World's oldest irrigation system in China safe after quake 2008-05-14 15:23:53   Print

Special report: Strong Earthquake Jolts SW China

    BEIJING, May 14 (Xinhua) -- The safety of the world's oldest operating irrigation system was not compromised by Monday's quake, though the system sustained minor damage, the Ministry of Water Resources said on Wednesday.

    The quake caused cracks in the V-shaped dike of the Dujiangyan project, which is more than 2,000 years old, and there were collapses in a sluice control room and a standby power generator room, it said.

    The city of Dujiangyan, near the epicenter in Wenchuan County, was one of the worst-hit regions in the 7.8-magnitude earthquake.

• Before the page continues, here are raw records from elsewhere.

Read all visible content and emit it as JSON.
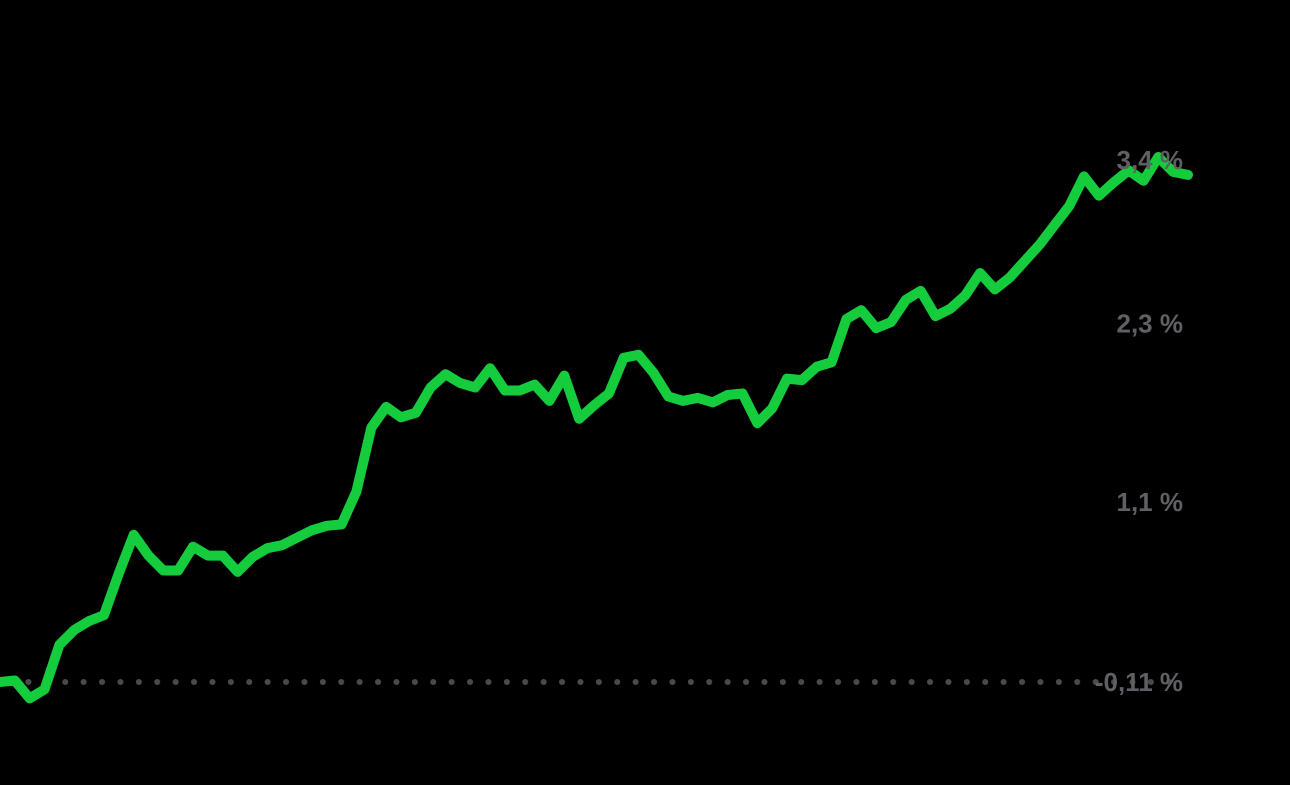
{
  "chart_data": {
    "type": "line",
    "title": "",
    "xlabel": "",
    "ylabel": "",
    "y_ticks": [
      {
        "value": 3.4,
        "label": "3,4 %"
      },
      {
        "value": 2.3,
        "label": "2,3 %"
      },
      {
        "value": 1.1,
        "label": "1,1 %"
      },
      {
        "value": -0.11,
        "label": "-0,11 %"
      }
    ],
    "ylim": [
      -0.11,
      3.4
    ],
    "baseline": {
      "value": -0.11,
      "style": "dotted"
    },
    "grid": false,
    "legend": "none",
    "series": [
      {
        "color": "#14cc3c",
        "values": [
          -0.11,
          -0.1,
          -0.22,
          -0.16,
          0.14,
          0.24,
          0.3,
          0.34,
          0.62,
          0.88,
          0.74,
          0.64,
          0.64,
          0.8,
          0.74,
          0.74,
          0.63,
          0.73,
          0.79,
          0.81,
          0.86,
          0.91,
          0.94,
          0.95,
          1.17,
          1.6,
          1.74,
          1.67,
          1.7,
          1.87,
          1.96,
          1.9,
          1.87,
          2.0,
          1.85,
          1.85,
          1.89,
          1.78,
          1.95,
          1.66,
          1.75,
          1.83,
          2.07,
          2.09,
          1.97,
          1.81,
          1.78,
          1.8,
          1.77,
          1.82,
          1.83,
          1.63,
          1.73,
          1.93,
          1.92,
          2.01,
          2.04,
          2.33,
          2.39,
          2.27,
          2.31,
          2.46,
          2.52,
          2.35,
          2.4,
          2.49,
          2.64,
          2.53,
          2.61,
          2.72,
          2.83,
          2.96,
          3.09,
          3.29,
          3.16,
          3.25,
          3.33,
          3.26,
          3.42,
          3.32,
          3.3
        ]
      }
    ]
  }
}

    The ministry urged protection of the Zipingpu Reservoir between Dujiangyan and Wenchuan, and on the upper stream to Dujiangyan.

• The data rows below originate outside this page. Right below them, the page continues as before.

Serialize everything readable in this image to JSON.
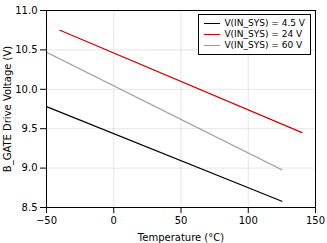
{
  "chart_data": {
    "type": "line",
    "xlabel": "Temperature (°C)",
    "ylabel": "B_GATE Drive Voltage (V)",
    "xlim": [
      -50,
      150
    ],
    "ylim": [
      8.5,
      11
    ],
    "xticks": [
      -50,
      0,
      50,
      100,
      150
    ],
    "yticks": [
      8.5,
      {
        "value": 9,
        "label": "9.0"
      },
      9.5,
      {
        "value": 10,
        "label": "10.0"
      },
      10.5,
      {
        "value": 11,
        "label": "11.0"
      }
    ],
    "series": [
      {
        "name": "V(IN_SYS) = 4.5 V",
        "color": "#000000",
        "x": [
          -50,
          125
        ],
        "values": [
          9.78,
          8.58
        ]
      },
      {
        "name": "V(IN_SYS) = 24 V",
        "color": "#cc0000",
        "x": [
          -40,
          140
        ],
        "values": [
          10.75,
          9.45
        ]
      },
      {
        "name": "V(IN_SYS) = 60 V",
        "color": "#999999",
        "x": [
          -50,
          125
        ],
        "values": [
          10.47,
          8.98
        ]
      }
    ],
    "grid": true,
    "legend": "upper right"
  }
}
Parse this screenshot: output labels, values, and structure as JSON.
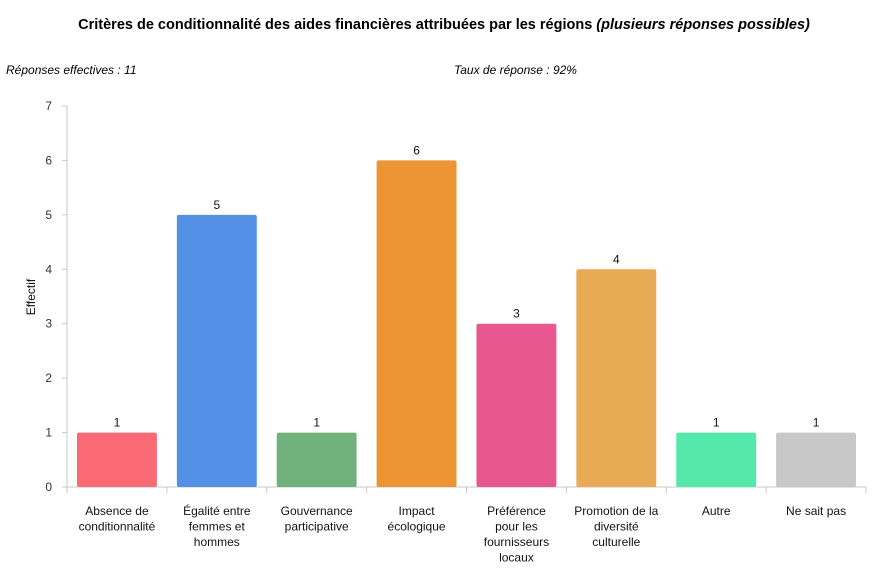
{
  "chart_data": {
    "type": "bar",
    "title": "Critères de conditionnalité des aides financières attribuées par les régions",
    "title_note": "(plusieurs réponses possibles)",
    "annotations": {
      "left": "Réponses effectives : 11",
      "right": "Taux de réponse : 92%"
    },
    "xlabel": "",
    "ylabel": "Effectif",
    "ylim": [
      0,
      7
    ],
    "yticks": [
      "0",
      "1",
      "2",
      "3",
      "4",
      "5",
      "6",
      "7"
    ],
    "categories": [
      [
        "Absence de",
        "conditionnalité"
      ],
      [
        "Égalité entre",
        "femmes et",
        "hommes"
      ],
      [
        "Gouvernance",
        "participative"
      ],
      [
        "Impact",
        "écologique"
      ],
      [
        "Préférence",
        "pour les",
        "fournisseurs",
        "locaux"
      ],
      [
        "Promotion de la",
        "diversité",
        "culturelle"
      ],
      [
        "Autre"
      ],
      [
        "Ne sait pas"
      ]
    ],
    "values": [
      1,
      5,
      1,
      6,
      3,
      4,
      1,
      1
    ],
    "value_labels": [
      "1",
      "5",
      "1",
      "6",
      "3",
      "4",
      "1",
      "1"
    ],
    "colors": [
      "#f96a74",
      "#5291e6",
      "#71b27c",
      "#ec9532",
      "#e8578f",
      "#e8aa54",
      "#54e8ab",
      "#c8c8c8"
    ]
  }
}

    It said the irrigation system and Dujiangyan City "would be swamped" if major problems emerged at the dam at the reservoir.

    The emergency response office of the Sichuan government said on Tuesday that cracks had appeared on the surface of the dam at Zipingpu and workshops collapsed, while all hydropower generators came to a halt.

    The ministry set up a command center at Zipingpu to safely discharge the reservoir's rising waters and guarantee that the damage posed no threat to Dujiangyan and the neighboring Chengdu Plain.

    The Dujiangyan project, built in 256 BC, is more than 50 kilometers from the provincial capital of Chengdu and irrigates 666,000 hectares of land, including Chengdu.

    Sichuan has other major water projects, including the south-to-north water diversion project and the Three Gorges Dam, both of which reported no impact from the quake.